Я полежал в больнице, а в октябре на неделю съездил во Францию. Побывал на могиле Бунина (это и была моя горькая мечта). Поклонился Ивану Алексеевичу, попросил у него прощения за всех нас, и мне даже легче сделалось. Ещё очень хотел увидеть могилу княгини Оболенской, которой отсекли гильотиной в 1944 году её прекрасную и отважную голову современные варвары. И Господь помог мне найти её могилу среди многих и многих русских могил, может, и цвета русской культуры, отваги и совести.
Вернулся и продолжил оставленную и остановившуюся работу – делать новую редакцию – на всю жизнь растянувшуюся работу над книгой «Последний поклон». Конечно же, работоспособность уже не та, и зима длинная, серая, хлипкая. Но глаза боятся, а руки делают. Осталась последняя книга, и половина месяца на её проработку. В конце января или в начале февраля надо везти книгу в Москву, а сдавши, ложиться на месяц-полтора в лёгочную клинику. Место хлопочут, авось и получится. Лёгкими я маюсь давно и всё подлечиваюсь, а сказали мне: надо лечиться и серьёзно.
С вашего позволения, я, будучи в Москве, Вам позвоню. Может, и в театре удастся побывать. Это для меня всегда большой праздник.
Больше всего меня обрадовало, что налаживается жизнь Большого театра, а то уж до меня доходили слухи, что и его, и Малый хотят разорвать на куски, как МХАТ, современные псы, которым всё равно, что рвать: рубаху ли на российском человеке или культуру его. Культуру особенно сладко им терзать и пластать.
Посылаю Вам ноты Аркадия Нестерова. Песня «Раздумье», право, совсем недурна, а «Чай» поётся после приёма не чая, а иного напитка, и не одну же Вы арию Дон Карлоса за семейным столом поёте, может, и эту дурашливую песню когда грянете. Горьковчане (они себя называют только нижегородцами), и старые, и малые, нарушая постановления облисполкома, после спектакля ночью как грянули этот самый «Чай», так что я аж на стуле заподпрыгивал. Переписывать ноты у нас некому, авось так дойдут.

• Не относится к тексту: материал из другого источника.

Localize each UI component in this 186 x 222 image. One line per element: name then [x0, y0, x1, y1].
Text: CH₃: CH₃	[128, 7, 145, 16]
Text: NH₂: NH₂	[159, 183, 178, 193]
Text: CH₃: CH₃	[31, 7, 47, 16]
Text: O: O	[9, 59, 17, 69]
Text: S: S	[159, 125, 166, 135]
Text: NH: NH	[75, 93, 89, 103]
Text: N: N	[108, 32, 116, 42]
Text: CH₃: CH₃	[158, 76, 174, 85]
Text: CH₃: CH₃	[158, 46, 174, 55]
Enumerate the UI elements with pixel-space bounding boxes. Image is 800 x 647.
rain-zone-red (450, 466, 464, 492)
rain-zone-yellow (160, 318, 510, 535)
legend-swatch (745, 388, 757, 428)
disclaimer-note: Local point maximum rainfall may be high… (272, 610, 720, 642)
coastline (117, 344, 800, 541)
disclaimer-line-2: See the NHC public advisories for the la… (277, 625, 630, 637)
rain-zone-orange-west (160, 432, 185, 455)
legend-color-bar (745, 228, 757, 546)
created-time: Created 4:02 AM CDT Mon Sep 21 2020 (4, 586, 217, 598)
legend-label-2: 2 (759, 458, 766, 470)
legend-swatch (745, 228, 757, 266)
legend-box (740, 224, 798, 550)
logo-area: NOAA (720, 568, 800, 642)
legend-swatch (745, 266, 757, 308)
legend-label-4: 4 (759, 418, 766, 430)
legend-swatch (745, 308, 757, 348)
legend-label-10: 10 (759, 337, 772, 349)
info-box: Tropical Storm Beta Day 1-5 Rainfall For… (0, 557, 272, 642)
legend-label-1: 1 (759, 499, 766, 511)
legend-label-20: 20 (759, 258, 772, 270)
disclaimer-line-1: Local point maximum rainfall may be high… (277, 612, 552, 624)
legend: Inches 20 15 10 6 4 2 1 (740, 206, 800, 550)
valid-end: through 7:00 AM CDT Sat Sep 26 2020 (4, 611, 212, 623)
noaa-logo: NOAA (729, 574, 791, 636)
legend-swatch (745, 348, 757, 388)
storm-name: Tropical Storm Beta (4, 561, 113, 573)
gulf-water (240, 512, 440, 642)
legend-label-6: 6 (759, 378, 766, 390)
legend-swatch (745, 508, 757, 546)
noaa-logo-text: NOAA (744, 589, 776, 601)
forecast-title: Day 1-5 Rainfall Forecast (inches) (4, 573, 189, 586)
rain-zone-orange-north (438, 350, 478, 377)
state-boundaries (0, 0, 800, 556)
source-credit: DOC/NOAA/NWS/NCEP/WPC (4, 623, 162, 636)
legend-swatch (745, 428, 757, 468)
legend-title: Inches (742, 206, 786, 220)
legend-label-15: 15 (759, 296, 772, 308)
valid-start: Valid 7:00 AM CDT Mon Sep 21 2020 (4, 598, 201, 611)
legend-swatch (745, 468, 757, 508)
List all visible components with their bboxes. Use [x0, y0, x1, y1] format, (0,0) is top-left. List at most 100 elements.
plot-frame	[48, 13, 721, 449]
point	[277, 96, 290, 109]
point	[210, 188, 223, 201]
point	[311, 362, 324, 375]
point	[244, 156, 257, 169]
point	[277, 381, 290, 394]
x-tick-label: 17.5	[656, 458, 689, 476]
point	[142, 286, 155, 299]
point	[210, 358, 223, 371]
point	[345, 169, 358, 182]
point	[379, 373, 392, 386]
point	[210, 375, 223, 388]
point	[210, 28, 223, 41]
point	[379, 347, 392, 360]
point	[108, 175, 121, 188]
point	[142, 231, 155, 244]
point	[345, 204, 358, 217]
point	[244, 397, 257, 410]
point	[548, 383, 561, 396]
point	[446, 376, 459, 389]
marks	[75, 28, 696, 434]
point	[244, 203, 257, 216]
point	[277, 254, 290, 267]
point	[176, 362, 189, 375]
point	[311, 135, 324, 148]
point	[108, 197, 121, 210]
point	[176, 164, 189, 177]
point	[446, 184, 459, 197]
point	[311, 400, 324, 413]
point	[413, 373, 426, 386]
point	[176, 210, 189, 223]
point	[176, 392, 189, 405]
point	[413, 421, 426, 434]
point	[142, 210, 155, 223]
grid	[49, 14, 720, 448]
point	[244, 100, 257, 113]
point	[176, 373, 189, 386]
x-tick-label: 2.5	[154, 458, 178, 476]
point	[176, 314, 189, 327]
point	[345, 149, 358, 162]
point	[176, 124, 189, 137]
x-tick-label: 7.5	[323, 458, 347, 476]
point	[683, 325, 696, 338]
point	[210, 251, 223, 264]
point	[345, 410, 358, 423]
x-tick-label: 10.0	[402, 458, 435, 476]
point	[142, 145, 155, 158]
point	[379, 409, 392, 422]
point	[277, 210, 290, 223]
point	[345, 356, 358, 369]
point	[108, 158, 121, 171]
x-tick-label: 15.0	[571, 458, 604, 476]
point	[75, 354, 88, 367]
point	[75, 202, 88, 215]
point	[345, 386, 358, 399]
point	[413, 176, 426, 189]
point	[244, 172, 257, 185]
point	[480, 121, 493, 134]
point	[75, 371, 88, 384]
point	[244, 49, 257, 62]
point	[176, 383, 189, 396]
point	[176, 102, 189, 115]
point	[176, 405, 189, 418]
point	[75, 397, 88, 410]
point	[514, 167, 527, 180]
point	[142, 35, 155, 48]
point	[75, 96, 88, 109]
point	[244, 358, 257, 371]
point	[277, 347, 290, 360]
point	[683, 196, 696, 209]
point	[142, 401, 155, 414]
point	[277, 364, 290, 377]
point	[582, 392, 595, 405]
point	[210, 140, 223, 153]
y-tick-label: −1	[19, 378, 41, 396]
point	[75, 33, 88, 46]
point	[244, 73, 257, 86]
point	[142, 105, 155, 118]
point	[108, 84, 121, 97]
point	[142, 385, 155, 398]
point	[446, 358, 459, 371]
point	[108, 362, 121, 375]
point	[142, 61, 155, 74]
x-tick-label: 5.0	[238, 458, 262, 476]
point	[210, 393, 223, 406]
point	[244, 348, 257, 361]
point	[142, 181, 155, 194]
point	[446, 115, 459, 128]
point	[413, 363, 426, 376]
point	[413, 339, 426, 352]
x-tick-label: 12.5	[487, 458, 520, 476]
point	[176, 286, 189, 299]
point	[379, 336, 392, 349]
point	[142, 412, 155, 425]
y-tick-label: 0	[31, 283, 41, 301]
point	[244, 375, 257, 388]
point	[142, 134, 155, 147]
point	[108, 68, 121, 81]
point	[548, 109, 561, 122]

Ещё одна новость – с первого номера в журнале «Москва» вместе с Карамзиным (!) начинают печатать и мою вещь под названием «Зрячий посох». Если заглянете в неё, то найдёте всё, что я хотел бы сказать в этом письме. Но пощажу бумагу и Ваше время, да и повторяться не стоит.
Был безмерно рад Вашему письму, и на сердечность Вашу и я, и Марья Семёновна хотели бы ответить самой искренней сердечностью. Сердца наши уже подызношены, но ещё хранят долю тепла и света, его и передаём Вам.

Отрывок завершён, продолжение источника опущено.